I thought that the Danse du Feu roses that I see when I look out of the kitchen windows and to the right were the best they had ever been last year, but I am not sure even then they were a patch on this year’s, bowed down though they are by the rain today. If I look out of the kitchen windows to the left, facing them across the paved area like massed armies during the Wars of the Roses, is Rambling Rector, certainly none the worse for the severe cutbacks his troops have endured, and perhaps with less than half the buds have opened yet. His rambling is very much delayed this year, as he is often in full flower in the first week of June, but we are not complaining – he definitely has a spring in his step after the surgery last year and as well as losing all the dead wood we have regained flowers at nose and eye level.
Rain has affected play again today as well as waiting in for a courier, so like yesterday I found myself grabbing gardening opportunities when I could. I have potted on all the tomatoes in the greenhouse, and unlike the flower seedlings which I didn’t pot on early enough I have relearned the benefits of potting on the tomatoes gradually even when it looks as if the seedlings have got plenty of room in the seedtray. Most of my flower seedlings will have been too weak to survive being planted out, but the tomatoes are all strong and sturdy plants. My mental list of jobs is growing, and most involve trimming and deadheading – but I will also need to move this lovely geranium, G. pratense ‘Summer Skies’, which has ended up right at the front of one of the borders where it is too tall and lax and badly behaved, but nevertheless very beautiful. She doesn’t flower for long, so I think I can restrain myself from ending her full frontal exposure until she has flowered her socks off as well.
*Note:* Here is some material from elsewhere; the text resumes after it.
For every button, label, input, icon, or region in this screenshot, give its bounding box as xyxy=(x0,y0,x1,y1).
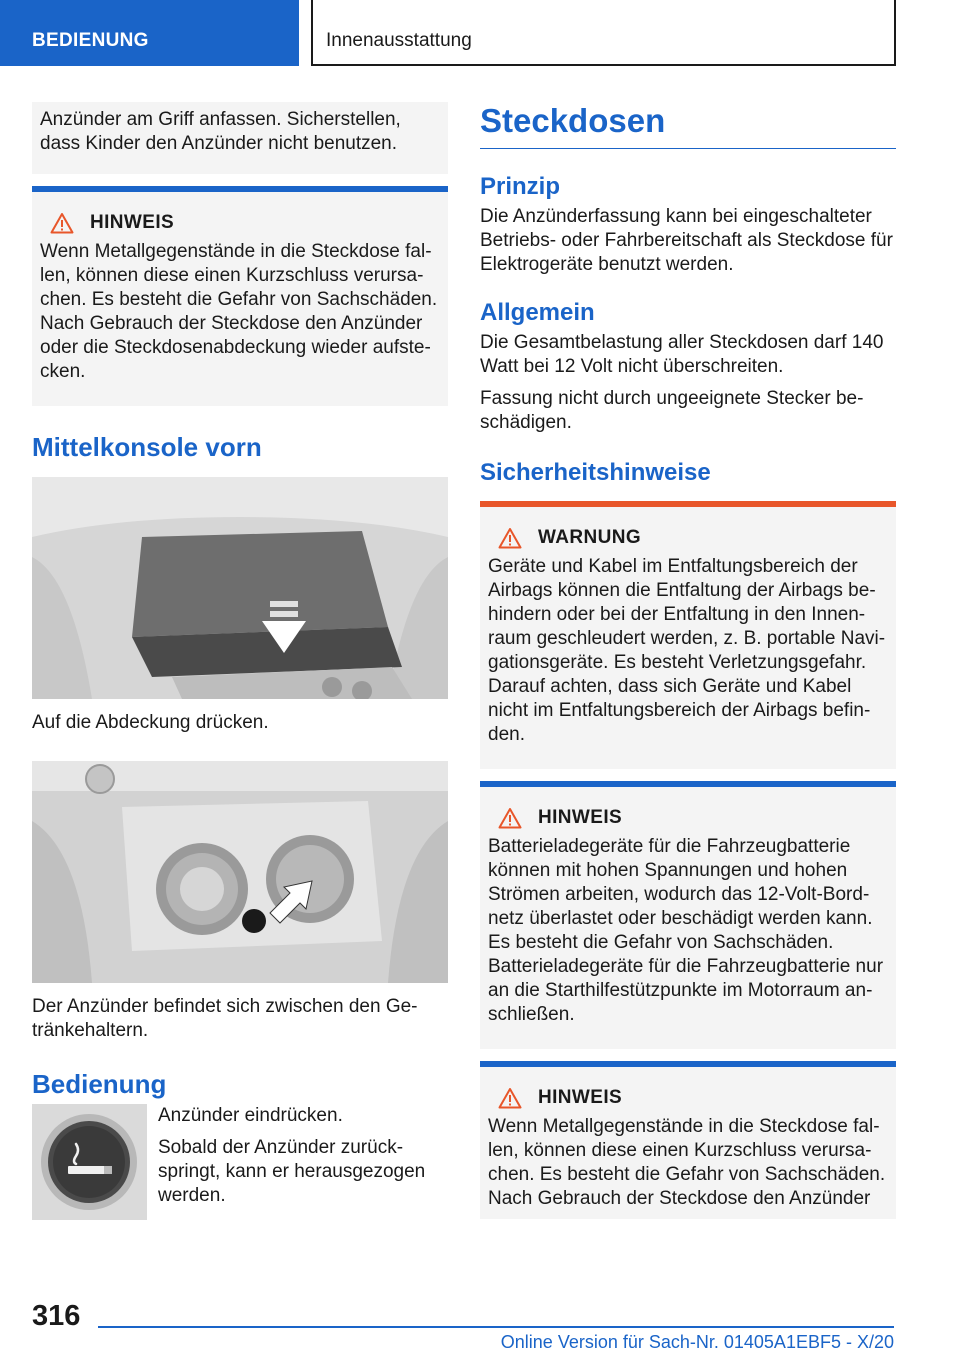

In the same herbaceous border Patty and Sarah are also showing off, but not quite so openly. Finally there are flowers on a Papaver ‘Patty’s Plum’ in the garden after several unsuccessful attempts in the past, but I find myself rather underwhelmed – the flowers are not especially big and blousy, although a lovely colour, but the stems are very tall and way above the bedraggled leaves at the bottom, so she fails to make much of a statement at all, but perhaps in a year or two she will settle down and make a better job of it. For the first time in a few years the Peony ‘Sarah Bernhardt’ has a number of buds which look as if they will open like the one shown lower right. The larger picture, however, shows part of the blue & white border with a white monkshood or Aconitum, correctly identified by Jackie and Anna when I posted a picture of it as a mystery plant – thanks both, you can see now how right you both were! In the foreground are the dependable but slightly thuggish centaura and Geranium magnificum and in the background the currently stunning flowers of Hydrangea petiolaris which deserve a close up picture of their own sooner rather than later.